Трудно складывались нужные слова. О том, что сильно покалечен, решил не писать. Настя была последней зацепкой в жизни, последней надеждой, и он боялся, что эта последняя надежда может рассыпаться, рухнуть, развеяться в прах.
Ответа не приходило, и он затосковал, загрустил. Жива ли? Может, и нет никого в живых. Может, и деревня сгорела. Война — злодейка, она никого не щадит, людей загублена тьма-тьмущая и счету нет. А может, замуж вышла? Устала ждать. Молодая, красивая. Подвернулся какой-нибудь... Подумал так, и голова у самого закружилась, сердце зашлось. И, словно бы угадав его мысли, сосед сказал:
— Чего боишься? Напишем напрямки. Если откажется, значит, дрянь баба. Пустышка, и только...
— Не баба она, — возразил Федор, — царевна. Редкой красоты женщина. Люблю и боюсь.
— А чего боишься?
— Покалечен...
— А, чай, не в драке поувечили, а в честном бою. Гордиться надо, а не бояться.
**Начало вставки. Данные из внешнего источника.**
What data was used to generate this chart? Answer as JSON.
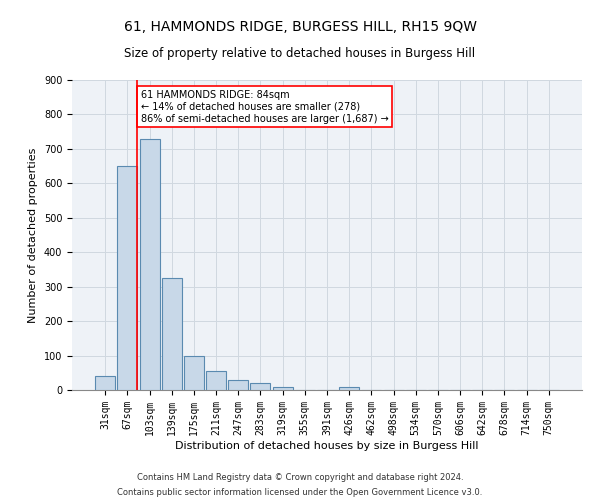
{
  "title": "61, HAMMONDS RIDGE, BURGESS HILL, RH15 9QW",
  "subtitle": "Size of property relative to detached houses in Burgess Hill",
  "xlabel": "Distribution of detached houses by size in Burgess Hill",
  "ylabel": "Number of detached properties",
  "footnote1": "Contains HM Land Registry data © Crown copyright and database right 2024.",
  "footnote2": "Contains public sector information licensed under the Open Government Licence v3.0.",
  "bin_labels": [
    "31sqm",
    "67sqm",
    "103sqm",
    "139sqm",
    "175sqm",
    "211sqm",
    "247sqm",
    "283sqm",
    "319sqm",
    "355sqm",
    "391sqm",
    "426sqm",
    "462sqm",
    "498sqm",
    "534sqm",
    "570sqm",
    "606sqm",
    "642sqm",
    "678sqm",
    "714sqm",
    "750sqm"
  ],
  "bar_heights": [
    40,
    650,
    730,
    325,
    100,
    55,
    30,
    20,
    10,
    0,
    0,
    10,
    0,
    0,
    0,
    0,
    0,
    0,
    0,
    0,
    0
  ],
  "bar_color": "#c8d8e8",
  "bar_edge_color": "#5a8ab0",
  "highlight_line_color": "red",
  "annotation_text": "61 HAMMONDS RIDGE: 84sqm\n← 14% of detached houses are smaller (278)\n86% of semi-detached houses are larger (1,687) →",
  "annotation_box_color": "white",
  "annotation_box_edge_color": "red",
  "ylim": [
    0,
    900
  ],
  "yticks": [
    0,
    100,
    200,
    300,
    400,
    500,
    600,
    700,
    800,
    900
  ],
  "grid_color": "#d0d8e0",
  "background_color": "#eef2f7",
  "title_fontsize": 10,
  "subtitle_fontsize": 8.5,
  "xlabel_fontsize": 8,
  "ylabel_fontsize": 8,
  "tick_fontsize": 7,
  "annotation_fontsize": 7,
  "footnote_fontsize": 6
}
Сосед уломал его, и написали, как оно есть, все без утайки. Но ответа Федор опять не получил. Его перевели в другой госпиталь, и он больше уже не писал. Не мог писать. И вот хирург сказал, что пора на выписку. Внезапно все это получилось. Испугался, не знал, что и делать. Нужно ехать, а куда? Эх, Настя, Настя! Приеду, свалюсь как снег на голову: принимай, жена, такого, каков есть. Легко сказать — принимай. А вдруг у нее другая любовь, другая жизнь? Тогда почему молчит?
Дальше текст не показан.